To add to it, when there’s no Dan Hannebery and Fremantle preventing any sort of influence from Brad Hill, it’s suddenly a short list of players to trust with ball in hand when moving it is a grind. This passage felt like the final seconds of a game of Jenga, just waiting for a collapse:
While there were four factors in Fremantle’s comeback, it was simpler from a St Kilda perspective – it took the wrong decisions in possession and struggled to move it with any fluency.
It’s the conundrum the Saints have to overcome to take the next step forward. In open play and transition they’re already one of the best sides in the competition. But when it slows down, how do they manage?
Explaining Sydney’s tactics against Richmond
Jimmy Bartel: “The Swans have been taking the free one on. They’ve got so many uncontested marks … they’re taking what Richmond’s giving them, they’re trying to avoid kicking long to a contest. That’s why the game’s been slowed down, because Richmond’s sitting back in defence and the Swans are keeping the ball.

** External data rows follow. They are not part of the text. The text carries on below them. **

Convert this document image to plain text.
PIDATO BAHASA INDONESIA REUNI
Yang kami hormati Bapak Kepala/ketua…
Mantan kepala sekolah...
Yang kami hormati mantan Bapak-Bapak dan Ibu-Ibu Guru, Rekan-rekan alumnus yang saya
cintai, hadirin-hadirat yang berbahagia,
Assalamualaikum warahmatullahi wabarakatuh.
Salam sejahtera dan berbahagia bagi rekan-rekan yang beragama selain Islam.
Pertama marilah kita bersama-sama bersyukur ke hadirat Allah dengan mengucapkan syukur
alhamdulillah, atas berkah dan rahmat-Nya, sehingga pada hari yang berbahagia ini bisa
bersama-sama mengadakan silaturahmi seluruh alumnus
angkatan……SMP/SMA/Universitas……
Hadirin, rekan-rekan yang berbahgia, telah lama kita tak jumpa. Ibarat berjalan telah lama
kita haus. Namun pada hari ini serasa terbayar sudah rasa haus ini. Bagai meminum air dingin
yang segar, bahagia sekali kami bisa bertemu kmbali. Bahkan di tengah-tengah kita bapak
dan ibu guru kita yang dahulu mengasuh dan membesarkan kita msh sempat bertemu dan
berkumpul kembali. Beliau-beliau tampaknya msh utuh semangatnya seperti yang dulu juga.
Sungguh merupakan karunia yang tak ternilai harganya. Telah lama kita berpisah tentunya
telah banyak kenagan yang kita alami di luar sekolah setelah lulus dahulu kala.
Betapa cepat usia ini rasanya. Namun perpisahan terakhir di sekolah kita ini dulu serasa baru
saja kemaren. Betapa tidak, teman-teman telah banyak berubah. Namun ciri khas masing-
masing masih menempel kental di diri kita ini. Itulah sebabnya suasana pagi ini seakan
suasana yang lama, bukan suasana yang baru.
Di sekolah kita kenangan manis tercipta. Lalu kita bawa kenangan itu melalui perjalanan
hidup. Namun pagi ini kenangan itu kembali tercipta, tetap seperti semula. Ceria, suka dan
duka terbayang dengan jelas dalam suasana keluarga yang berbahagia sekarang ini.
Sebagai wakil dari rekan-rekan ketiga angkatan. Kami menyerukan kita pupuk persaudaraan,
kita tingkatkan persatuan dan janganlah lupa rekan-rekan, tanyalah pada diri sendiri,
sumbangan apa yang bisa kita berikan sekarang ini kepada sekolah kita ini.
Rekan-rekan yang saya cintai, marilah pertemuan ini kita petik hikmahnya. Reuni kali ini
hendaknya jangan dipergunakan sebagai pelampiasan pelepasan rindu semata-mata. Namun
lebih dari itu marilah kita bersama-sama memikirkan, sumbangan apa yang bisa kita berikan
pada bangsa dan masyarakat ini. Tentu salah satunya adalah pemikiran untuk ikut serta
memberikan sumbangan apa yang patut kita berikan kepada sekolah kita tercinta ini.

“It’s Sydney avoiding the risk because of Richmond’s defence, they’re so good at turning it over and they hurt you on the rebound.”
Luke Hodge: “I agree there with Jimmy. Sydney blokes are getting the ball, they’re looking long down the line and they’re seeing undersized forwards so they’re waiting for all their numbers to squeeze across so they can make a contest. Otherwise they’re kicking it long to Richmond numbers and Richmond just rebound off the half back line.”
Bartel: “Because that’s what happens if they quick kick it forward.”
Although that exchange couldn’t sum it up any better, one thought prompted from this game and likely without a true right or wrong answer:
What’s the best way to coach a side in a game when you’re significantly outmatched? Sydney barely had a functioning forward line and may not have even had a height edge playing against a TAC Cup defence, let alone Richmond’s who control the ball so well in the air. Then Josh Kennedy went down in the opening stages, depriving the midfield of its best ball winner. How was Sydney supposed to move the ball in the wet anything close to cleanly?
Using other sports as examples, some teams opt to play as open and fast as possible, attempting to fast track the offensive side of their game. Other teams opt to slow things right down, thinking if there are fewer chances in a game, there’ll be more of an opportunity to steal a win. Soccer is the best example of the latter, but it can also happen in basketball where teams try to make it as low a possession game as possible.
Against Richmond, Sydney clearly chose to slow it down in possession, not willing to play in the Tigers’ comfort zone by putting speed into the game ala Melbourne last week. Perfectly acceptable!
It’s not as if this will be an every week occurrence for Sydney, although with the current state of its forward line there may be matches where it gives off a similar vibe. Longmire set up his side in a one-off manner in the way he believed gave it the best chance of victory. Nothing wrong with that.